John Stossel: It's time for Trump to kill government funding for the arts
Next week, Donald Trump releases his new budget. It's expected to cut spending on things like the National Endowment for the Arts, the National Endowment for the Humanities and the Corporation for Public Broadcasting.
Good!
Government has no business funding art. When politicians decide which ideas deserve a boost, art is debased. When they use your money to shape the culture, they shape it in ways that make culture friendlier to government.

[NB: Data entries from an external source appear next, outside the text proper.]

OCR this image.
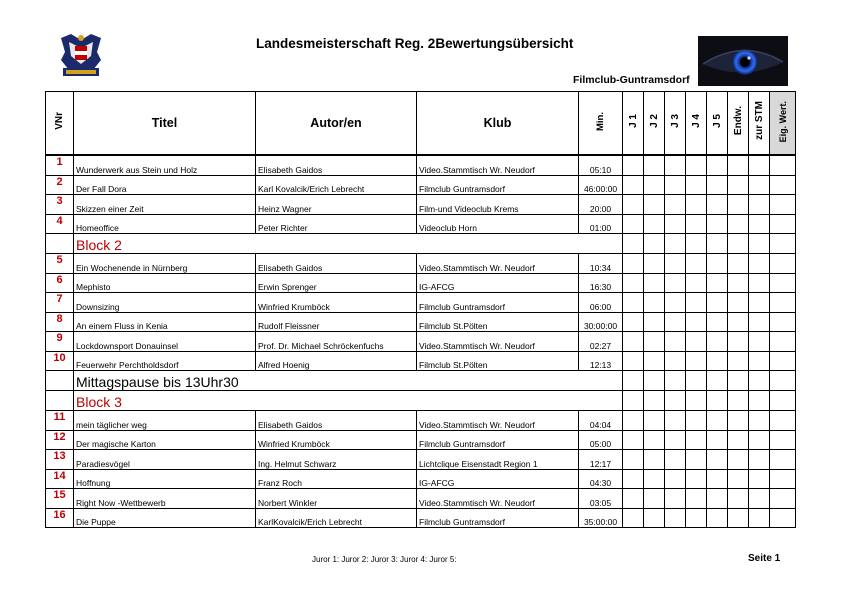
Landesmeisterschaft Reg. 2Bewertungsübersicht
Filmclub-Guntramsdorf
VNr	Titel	Autor/en	Klub	Min.	J 1	J 2	J 3	J 4	J 5	Endw.	zur STM	Eig. Wert.
1	Wunderwerk aus Stein und Holz	Elisabeth Gaidos	Video.Stammtisch Wr. Neudorf	05:10								
2	Der Fall Dora	Karl Kovalcik/Erich Lebrecht	Filmclub Guntramsdorf	46:00:00								
3	Skizzen einer Zeit	Heinz Wagner	Film-und Videoclub Krems	20:00								
4	Homeoffice	Peter Richter	Videoclub Horn	01:00								
	Block 2											
5	Ein Wochenende in Nürnberg	Elisabeth Gaidos	Video.Stammtisch Wr. Neudorf	10:34								
6	Mephisto	Erwin Sprenger	IG-AFCG	16:30								
7	Downsizing	Winfried Krumböck	Filmclub Guntramsdorf	06:00								
8	An einem Fluss in Kenia	Rudolf Fleissner	Filmclub St.Pölten	30:00:00								
9	Lockdownsport Donauinsel	Prof. Dr. Michael Schröckenfuchs	Video.Stammtisch Wr. Neudorf	02:27								
10	Feuerwehr Perchtholdsdorf	Alfred Hoenig	Filmclub St.Pölten	12:13								
	Mittagspause bis 13Uhr30											
	Block 3											
11	mein täglicher weg	Elisabeth Gaidos	Video.Stammtisch Wr. Neudorf	04:04								
12	Der magische Karton	Winfried Krumböck	Filmclub Guntramsdorf	05:00								
13	Paradiesvögel	Ing. Helmut Schwarz	Lichtclique Eisenstadt Region 1	12:17								
14	Hoffnung	Franz Roch	IG-AFCG	04:30								
15	Right Now -Wettbewerb	Norbert Winkler	Video.Stammtisch Wr. Neudorf	03:05								
16	Die Puppe	KarlKovalcik/Erich Lebrecht	Filmclub Guntramsdorf	35:00:00								
Juror 1: Juror 2: Juror 3: Juror 4: Juror 5:	Seite 1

As The Federalist's Elizabeth Harrington points out, the National Endowment for the Arts doesn't give grants to sculpture honoring the Second Amendment or exhibitions on the benefits of traditional marriage. They fund a play about "lesbian activists who oppose gun ownership" and "art installations about climate change."
The grant-making establishment is proudly leftist. A Trump administration won't change that. During the George W. Bush years, lefty causes got funding, but I can't find any project with a conservative agenda.
It's not just the politics that are wrong. Government arts funding doesn't even go to the needy. Arts grants tend to go to people who got prior arts grants.
Some have friends on grant-making committees. Some went to the same schools as the people who pick what to subsidize. They know the right things to say on applications so they look "serious" enough to underwrite. They're good at writing applications. They're not necessarily good at art.
Defenders of public funding say their subsidies bring things like classical music to the poor. But the truth is that poor and middle-class people rarely go to hear classical music, even when subsidies make it cheap.
Subsidies pay for art rich people like. Like so many other programs, government arts funding is a way for the well-connected to reap benefits while pretending to help the common man.
The Trump-hating left is incensed at the idea that government might stop funding the arts.
USA Today reports that "arts groups" will "battle President Trump." A Washington, D.C., lobby says it will mobilize 300,000 "citizen activists."
We can count on the media to distort the issue.
We will lose some propaganda if government money goes, but we won't lose art.
We might lose things like performance artist Karen Finley covering herself in chocolate, but most artists will keep doing what they do because they love it -- and because sometimes other people love that work enough to pay for it voluntarily.
Let people pay for the art they really want instead of the art for which the government decides to make them pay.